SpaceX Leaves Boeing Eating Its Rocket Dust, Valuation Nears $200 Billion

SpaceX Falcon 9

Let’s face it: when it comes to the new space race, there’s SpaceX hitting bullseye after bullseye – and then there’s Boeing’s Starliner program shooting blanks, diverging fortunes of the two aerospace giants just keep getting more stark.

While Elon Musk’s company has been chalking up major wins like ferrying NASA astronauts to the International Space Station, Boeing has continued running into a costly string of setbacks and delays with its own crewed Starliner capsule. Struggles with trajectory control, stuck valves, helium leaks – you name it.

“There were a number of surprises along the way,” Boeing’s Mark Nappi acknowledged of the Starliner’s rocky road.


The biggest shocker? SpaceX’s stratospheric $200 billion private valuation – an absolutely bonkers figure that’s officially lapped Boeing’s market cap by around $50 billion. Not bad for a 20-year-old upstart taking on a 108-year aerospace titan.

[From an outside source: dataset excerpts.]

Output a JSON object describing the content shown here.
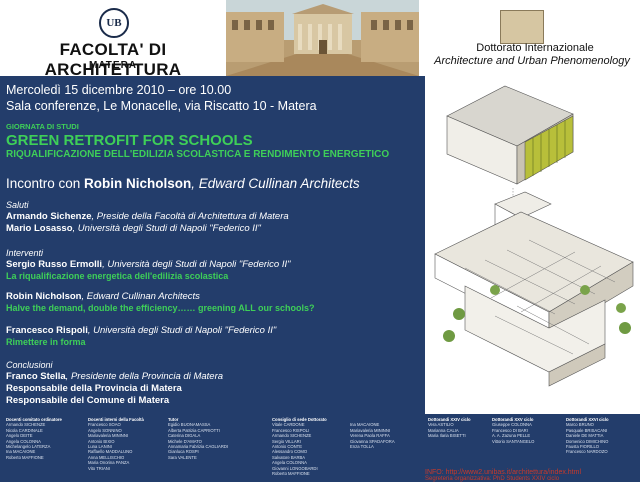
{
  "header": {
    "seal_text": "UB",
    "faculty_title": "FACOLTA' DI ARCHITETTURA",
    "faculty_city": "MATERA",
    "doctorate_line1": "Dottorato Internazionale",
    "doctorate_line2": "Architecture and Urban Phenomenology"
  },
  "event": {
    "date_line": "Mercoledì 15 dicembre 2010 – ore 10.00",
    "venue_line": "Sala conferenze, Le Monacelle, via Riscatto 10 - Matera",
    "kicker": "GIORNATA DI STUDI",
    "title": "GREEN RETROFIT FOR SCHOOLS",
    "subtitle": "RIQUALIFICAZIONE DELL'EDILIZIA SCOLASTICA E RENDIMENTO ENERGETICO",
    "meeting_prefix": "Incontro con ",
    "meeting_name": "Robin Nicholson",
    "meeting_firm": ", Edward Cullinan Architects"
  },
  "program": {
    "saluti_label": "Saluti",
    "saluti": [
      {
        "name": "Armando Sichenze",
        "role": ", Preside della Facoltà di Architettura di Matera"
      },
      {
        "name": "Mario Losasso",
        "role": ", Università degli Studi di Napoli \"Federico II\""
      }
    ],
    "interventi_label": "Interventi",
    "speaker1_name": "Sergio Russo Ermolli",
    "speaker1_role": ", Università degli Studi di Napoli \"Federico II\"",
    "speaker1_topic": "La riqualificazione energetica dell'edilizia scolastica",
    "speaker2_name": "Robin Nicholson",
    "speaker2_role": ", Edward Cullinan Architects",
    "speaker2_topic": "Halve the demand, double the efficiency…… greening ALL our schools?",
    "speaker3_name": "Francesco Rispoli",
    "speaker3_role": ", Università degli Studi di Napoli \"Federico II\"",
    "speaker3_topic": "Rimettere in forma",
    "conclusioni_label": "Conclusioni",
    "concl1_name": "Franco Stella",
    "concl1_role": ", Presidente della Provincia di Matera",
    "concl2": "Responsabile della Provincia di Matera",
    "concl3": "Responsabile del Comune di Matera"
  },
  "footer": {
    "columns": [
      {
        "heading": "Docenti comitato ordinatore",
        "names": [
          "Armando SICHENZE",
          "Nicola CARDINALE",
          "Angelo DEITE",
          "Angela COLONNA",
          "Michelangelo LATERZA",
          "Ina MACAIONE",
          "Roberto MAFFIONE"
        ]
      },
      {
        "heading": "Docenti interni della Facoltà",
        "names": [
          "Francesco SOAO",
          "Angelo SONNINO",
          "Mariavaleria MININNI",
          "Antonio BIXIO",
          "Luna LANINI",
          "Raffaello MADDALUNO",
          "Anna MELLISCHIO",
          "Maria Onorina PANZA",
          "Vito TRIANI"
        ]
      },
      {
        "heading": "Tutor",
        "names": [
          "Egidio BUONAMASSA",
          "Alberta Patrizia CAPRIOTTI",
          "Caterina DIGALA",
          "Michele D'AMATO",
          "Annamaria Fabrizia CAGLIARDI",
          "Gianluca ROSPI",
          "Sara VALENTE"
        ]
      },
      {
        "heading": "Consiglio di sede Dottorato",
        "names": [
          "Vitale CARDONE",
          "Francesco RISPOLI",
          "Armando SICHENZE",
          "Sergio VILLARI",
          "Antonio CONTE",
          "Alessandro COMO",
          "Salvatore BARBA",
          "Angela COLONNA",
          "Giovanni LONGOBARDI",
          "Roberto MAFFIONE"
        ]
      },
      {
        "heading": "",
        "names": [
          "Ina MACAIONE",
          "Mariavaleria MININNI",
          "Verena Paola RAFFA",
          "Giovanna SPADAFORA",
          "Enza TOLLA"
        ]
      },
      {
        "heading": "Dottorandi XXIV ciclo",
        "names": [
          "Vera ASTILIO",
          "Marianna CALIA",
          "Maria Ilaria BISETTI"
        ]
      },
      {
        "heading": "Dottorandi XXV ciclo",
        "names": [
          "Giuseppe COLONNA",
          "Francesco DI BARI",
          "A. A. Zazuna PELLE",
          "Vittorio SANTANGELO"
        ]
      },
      {
        "heading": "Dottorandi XXVI ciclo",
        "names": [
          "Marco BRUNO",
          "Pasquale BRISACANI",
          "Daniele DE MATTIA",
          "Domenico DIMICHINO",
          "Fausta FIORILLO",
          "Francesco NARDOZO"
        ]
      }
    ],
    "info1": "INFO: http://www2.unibas.it/architettura/index.html",
    "info2": "Segreteria organizzativa: PhD Students XXIV ciclo"
  },
  "colors": {
    "panel_blue": "#233d6b",
    "accent_green": "#3ecf58",
    "info_red": "#c8392b"
  }
}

Of course, Elon isn’t letting the achievement go to his head. “Falcon and Dragon are the best at what they do,” he boasted, doubling down on his team’s accomplishments. “But Starship is alien technology. Nothing like it has ever been attempted.”

He’s not wrong. While competitors are still trying to figure out how to safely get people into low-Earth orbit, SpaceX’s ambitions for its fully reusable Starship system are lightyears beyond, SpaceX releases rare look inside company meeting as Elon Musk previews major 2024 milestones. We’re talking single payloads rivaling the International Space Station’s pressurized volume, with cross-country flights being penciled in.

Is the private space industry’s center of gravity permanently shifting as legacy titans like Boeing lose their mojo? In aerospace now lies with the brash upstarts willing to embrace visions that seem practically alien to their prior ambitions. The new space race is leaving Earth – and Boeing – far behind.